Poor Bill, she thought, looking at him with his back against the Raptor. Soon, she'd have to tell him that if their situations were reversed, she would have done the same thing, would have lied, would have gone against every ethical principle she had, to keep him safe from…that. He deserved no less than her total absolution.
Both men were silent by the Raptor. Bill had had his say that morning, before they left the hotel. Cottle had given her the facts as best he knew them. She inhaled deeply to settle her nerves, breathing in the warm animal smell from Blackbird's flank. She turned and ran her hand up the horse's neck, feeling the pulse of his blood under her fingers as she stroked the slightly sweaty coat, buying a few seconds before she had to start talking, had to start making decisions.
Her hands clasped in front of her, she faced the two men as calmly as if she was at a Quorum meeting. Bill was in full military posture, hands folded at his waist, an officer waiting for another round of bad news. Cottle's eyebrows were raised, looking hopeful that he'd made a good enough case.
"Gentlemen, there are a lot of factors here to examine." She felt Blackbird snort behind her like she'd just made the understatement of the year. "I'd like to go back and talk this out, make sure we're considering everything carefully."

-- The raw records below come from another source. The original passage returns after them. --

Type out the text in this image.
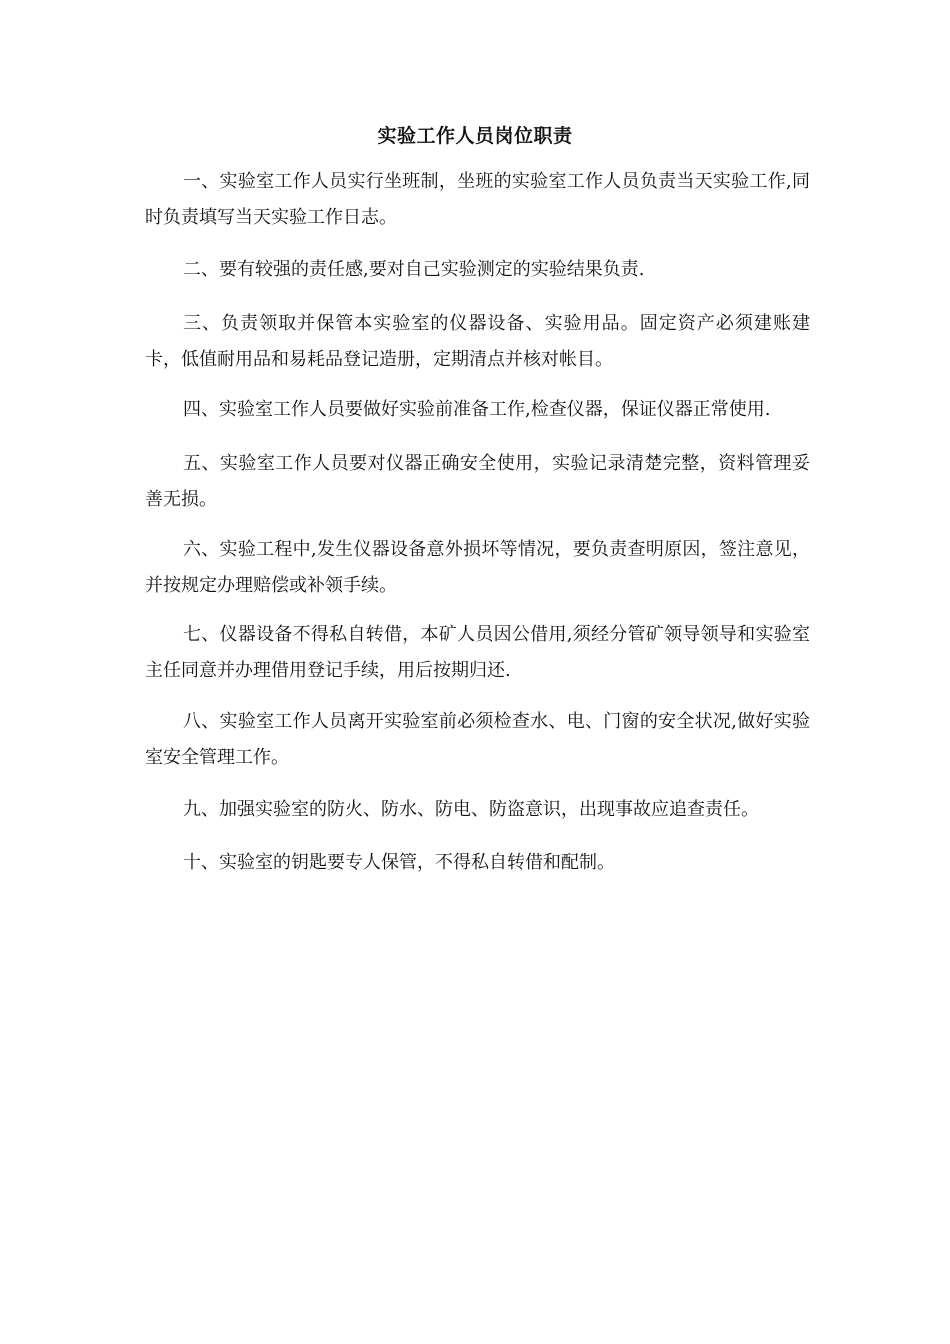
实验工作人员岗位职责

一、实验室工作人员实行坐班制，坐班的实验室工作人员负责当天实验工作,同时负责填写当天实验工作日志。

二、要有较强的责任感,要对自己实验测定的实验结果负责.

三、负责领取并保管本实验室的仪器设备、实验用品。固定资产必须建账建卡，低值耐用品和易耗品登记造册，定期清点并核对帐目。

四、实验室工作人员要做好实验前准备工作,检查仪器，保证仪器正常使用.

五、实验室工作人员要对仪器正确安全使用，实验记录清楚完整，资料管理妥善无损。

六、实验工程中,发生仪器设备意外损坏等情况，要负责查明原因，签注意见，并按规定办理赔偿或补领手续。

七、仪器设备不得私自转借，本矿人员因公借用,须经分管矿领导领导和实验室主任同意并办理借用登记手续，用后按期归还.

八、实验室工作人员离开实验室前必须检查水、电、门窗的安全状况,做好实验室安全管理工作。

九、加强实验室的防火、防水、防电、防盗意识，出现事故应追查责任。

十、实验室的钥匙要专人保管，不得私自转借和配制。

She could see Bill stiffen, like he was getting ready to block her from entering the Raptor. Cottle drew his bushy eyebrows together and opened his mouth, probably to start a lecture. Laura grabbed the side of the buckboard with steady hands and swung herself up into the seat. Settling herself, she slipped the Scrolls of Pythia into her satchel and ran a critical eye over Cottle's plain shirt and brown pants still stained from New Caprican mud.
"Bill, help the doctor up here, and let's go find a place to talk."
Her heart ached as she watched a slow, hopeful grin spread across his craggy face, lightening his dark blue gaze. She wanted to live, to keep seeing that look on his face.
She wanted to do the right thing by her people.
Gods help me to make the right decision, she breathed out in a silent prayer.